An avowed Anglophile, Senk said the quintessentially British Boden was playing well in the US market. “The fact that we are a British company is very important. Americans love the UK and have long been fascinated by British music, fashion, art and theatre.
The key to growth was “knowing what to globalize and what to localize” and understanding cultural preferences, he said. “Our bestsellers are our bestsellers everywhere. The long tail is where the differences are, but you have to get it right to maximize your sales.
U.S. consumers prefer to show their arms than their legs and are less sniffy about wearing synthetics, he noted, when weather variations are much greater. “About half of Americans live warm all year round.

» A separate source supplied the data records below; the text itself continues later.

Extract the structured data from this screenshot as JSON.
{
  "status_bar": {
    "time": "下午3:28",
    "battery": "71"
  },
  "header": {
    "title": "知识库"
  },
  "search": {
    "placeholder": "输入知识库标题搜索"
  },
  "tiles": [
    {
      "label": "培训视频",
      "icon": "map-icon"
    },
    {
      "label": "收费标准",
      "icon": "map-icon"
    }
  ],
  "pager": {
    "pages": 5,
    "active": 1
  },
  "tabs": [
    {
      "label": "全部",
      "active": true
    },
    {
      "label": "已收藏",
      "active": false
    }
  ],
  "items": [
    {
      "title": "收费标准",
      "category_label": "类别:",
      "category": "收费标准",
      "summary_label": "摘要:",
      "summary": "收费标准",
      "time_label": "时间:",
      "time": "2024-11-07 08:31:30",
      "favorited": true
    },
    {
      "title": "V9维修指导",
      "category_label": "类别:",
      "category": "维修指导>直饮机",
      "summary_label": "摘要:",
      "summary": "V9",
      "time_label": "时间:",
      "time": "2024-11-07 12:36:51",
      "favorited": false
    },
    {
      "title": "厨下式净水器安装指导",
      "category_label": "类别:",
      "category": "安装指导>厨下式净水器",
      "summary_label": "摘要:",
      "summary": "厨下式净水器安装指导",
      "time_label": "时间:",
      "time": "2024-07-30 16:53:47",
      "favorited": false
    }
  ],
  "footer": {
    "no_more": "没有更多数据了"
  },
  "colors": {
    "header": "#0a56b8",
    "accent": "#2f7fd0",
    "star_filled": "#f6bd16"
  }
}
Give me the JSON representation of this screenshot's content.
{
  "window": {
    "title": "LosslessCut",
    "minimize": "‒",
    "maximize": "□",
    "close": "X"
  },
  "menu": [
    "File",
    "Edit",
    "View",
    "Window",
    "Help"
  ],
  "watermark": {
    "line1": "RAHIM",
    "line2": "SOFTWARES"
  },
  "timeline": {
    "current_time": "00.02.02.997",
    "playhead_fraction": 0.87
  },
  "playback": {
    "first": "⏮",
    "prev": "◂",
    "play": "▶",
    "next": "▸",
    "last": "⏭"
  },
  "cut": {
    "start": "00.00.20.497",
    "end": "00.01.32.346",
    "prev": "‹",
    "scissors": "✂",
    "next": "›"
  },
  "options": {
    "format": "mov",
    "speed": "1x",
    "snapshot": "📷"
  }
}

They don’t think of bathing suits as just for vacation.
The US has often been a daunting market for UK retailers and there have been high profile failures such as Tesco’s ill-fated Fresh ‘n Easy US venture and Marks and Spencer’s mishaps with Brooks Brothers.
But more recent expansion has been effective there; more than a third of Watches of Switzerland’s sales now come from the US, while WHSmith has made inroads into the US travel market and the country is the fastest growing location for retailer Primark.
Senk said Boden would retain its famous print catalogs, but they would play a lesser role in its marketing. “There’s been a shift in the way people shop,” he said. “Educated upper-middle-class people usually start their journey on a smartphone.”
He added that he had “committed to spending two or three days a week for two or three years” leading the push in the United States. Boden remains creative director.
“Johnnie may want to sell some or all of his stake at some point,” Senk acknowledged. “But that’s not on the table now.”